The International Air Transport Association (IATA) has released its figures for June, and the outlook for the air freight market is relatively positive.
According to IATA, there was a 1.2 per cent year-on-year expansion in global freight demand in June. The association described this growth as weak, but it is still an improvement on the 0.9 per cent rise recorded in the previous month.
When comparing June 2013 to the same month last year, Freight Tonne Kilometers (FTK) – which measures actual freight traffic, saw a 1.2 per cent growth in both international and domestic markets. Available Freight Tonne Kilometers (AFTK), which measures available total freight capacity, saw a 2.8 per cent rise in the international market and a 2.4 per cent increase on the domestic side.

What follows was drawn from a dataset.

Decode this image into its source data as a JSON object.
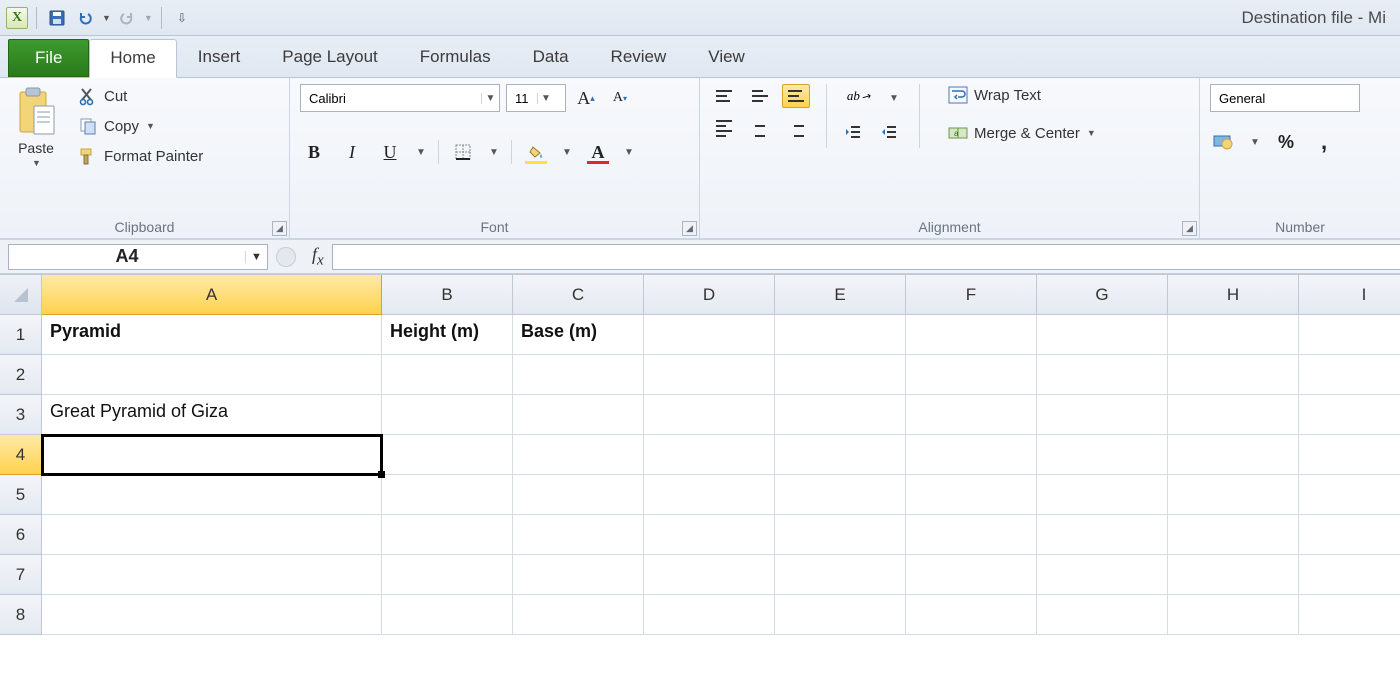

IATA said that the global economic trend is defined by robust emerging economies and stagnant growth in developed market, but now some of the strongest improvements in regards to business confidence is being seen in the developed countries.

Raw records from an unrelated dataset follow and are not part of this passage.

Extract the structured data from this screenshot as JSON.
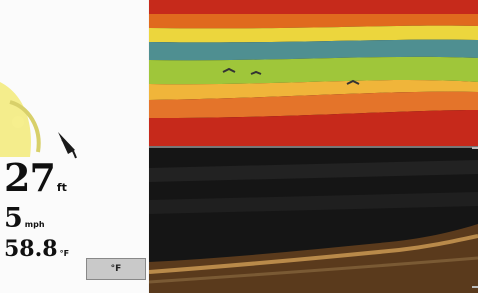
{
  "readouts": {
    "depth": {
      "value": "27",
      "unit": "ft"
    },
    "speed": {
      "value": "5",
      "unit": "mph"
    },
    "temperature": {
      "value": "58.8",
      "unit": "°F"
    }
  },
  "temperature_box": {
    "label": "°F"
  },
  "sonar": {
    "upper_label": "",
    "lower_label": ""
  },
  "colors": {
    "background_left": "#fbfbfb",
    "sonar_background": "#161616",
    "surface_red": "#c62a1b",
    "band_yellow": "#ecd63d",
    "band_teal": "#4f8f91",
    "band_green": "#9fc63a",
    "bottom_red": "#c6291b",
    "fish_yellow": "#f2ea78"
  },
  "icons": [
    "fish-arch-icon"
  ]
}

Despite the positive figures, Allport Cargo Services believe that confidence in air freight still remains weak, because it’s too early to tell if June was a positive turning point after 18 months of poor figures.
Air freight volumes are at their highest since mid-2011, but that good news needs to be tempered with a dose of reality. The global economic environment remains weak, and the basis for the acceleration of air cargo growth in June appears to be fragile.

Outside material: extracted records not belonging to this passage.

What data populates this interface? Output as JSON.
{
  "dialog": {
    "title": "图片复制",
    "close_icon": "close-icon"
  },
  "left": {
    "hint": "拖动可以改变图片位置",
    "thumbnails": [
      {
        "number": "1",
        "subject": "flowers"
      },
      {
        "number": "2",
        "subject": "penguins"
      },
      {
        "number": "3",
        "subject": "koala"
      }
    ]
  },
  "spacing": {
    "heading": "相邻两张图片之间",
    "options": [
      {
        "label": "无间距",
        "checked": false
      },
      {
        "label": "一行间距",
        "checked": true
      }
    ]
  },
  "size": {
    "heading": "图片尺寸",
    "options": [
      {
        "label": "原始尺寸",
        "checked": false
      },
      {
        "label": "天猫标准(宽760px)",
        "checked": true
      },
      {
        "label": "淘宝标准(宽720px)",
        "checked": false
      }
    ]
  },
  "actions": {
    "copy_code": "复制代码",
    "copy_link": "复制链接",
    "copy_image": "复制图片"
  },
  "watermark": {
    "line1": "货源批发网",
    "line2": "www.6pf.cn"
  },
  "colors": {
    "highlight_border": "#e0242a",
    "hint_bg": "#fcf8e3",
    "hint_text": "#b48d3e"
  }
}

A 0.8 per cent growth in global freight volumes was recorded between May and June this year, with up to 25 per cent of this attributed to European airlines.
Despite crisis in the eurozone, the volumes of European carriers has shown signs of becoming stable.
Consumer confidence also improved in the European market, which could see a greater demand of light-weight high-value goods which are usually transported via air freighters.
July also saw the release of the IATA’s latest Airline Business Confidence Index. It reported that nearly 58 per cent of respondents expected an increase in freight volumes over the coming 12 months.
However, confidence regarding cargo yields was still low, with 72.2 per cent expecting there to be no change in this, despite an increase in demand.